Levi Leipheimer's King Ridge GranFondo

Race details
- Date: October 5, 2019
- Region: Sonoma County, California USA
- Local name(s): Levi's GranFondo
- Competition: Professional/Amateur
- Type: Cyclosportive
- Organiser: Bike Monkey
- Race director: Carlos Pérez

History
- First edition: 2009
- Editions: 11

= Levi Leipheimer's King Ridge GranFondo =

Levi Leipheimer's King Ridge GranFondo is a mass participation bicycle ride held each year in Sonoma County, California. Currently, the event draws 7500 professional and amateur athletes from all 50 US states and from six continents. Sonoma County resident and former professional cyclist Levi Leipheimer founded the ride in 2009.

No GranFondo was held in 2020.

==Course/Routes==
Levi's GranFondo consists of different routes with tiered levels of difficulty. The shortest 22 mi and 40 mi routes, the Piccolino and Piccolo, respectively, are intended for recreational and beginner cyclists. The intermediate Medio course is 63 mi of fast-rolling tarmac through vineyards plus two notable climbs. The Geysers course of 81 mi includes serious climbs totaling more than 6000 ft with sweeping views of Sonoma County's wine region. The 120 mi Gran route of earlier years has been modified to include two long, steep climbs along the Stewarts Point Road.
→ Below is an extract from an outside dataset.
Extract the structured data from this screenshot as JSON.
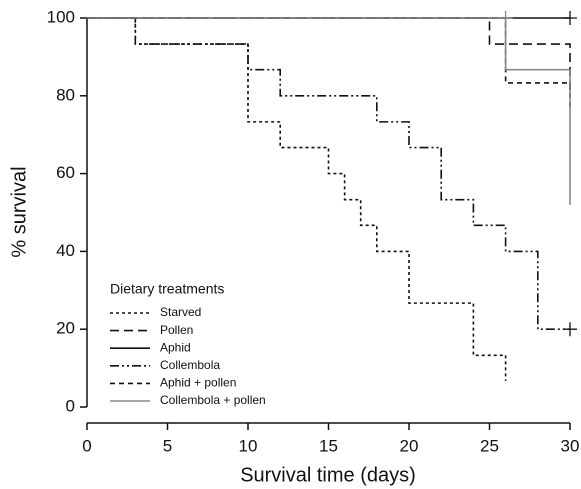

The Growler of 139 mi extends the Gran climbs through the Geysers for an additional 3000 ft of climbing to bring the total to almost 13000 ft of climbing. Participants of all paths begin together in a mass start peloton of over seven thousand cyclists.

==Charities==
Levi's GranFondo has a charitable giving component with beneficiaries focused on community-building through investment in youth, health, and cycling. The organizations it benefits have included the Sonoma County Humane Society's Forget Me Not Farm, the NorCal High School Mountain Bike League, Livestrong Foundation, the Dempsey Center for Cancer Hope and Healing, the Pablove Foundation, and the GranFondo's own community giving program. This community giving includes donations to area volunteer fire departments, elementary schools, local parks, and a pothole paving program on popular cycling routes in Sonoma County. Levi's GranFondo has also contributed to the City of Santa Rosa's bid to host stages of the Amgen Tour of California. As of September 2013, cumulative giving totalled over $930,000. An additional $212,000 is expected to be given by the end of 2013.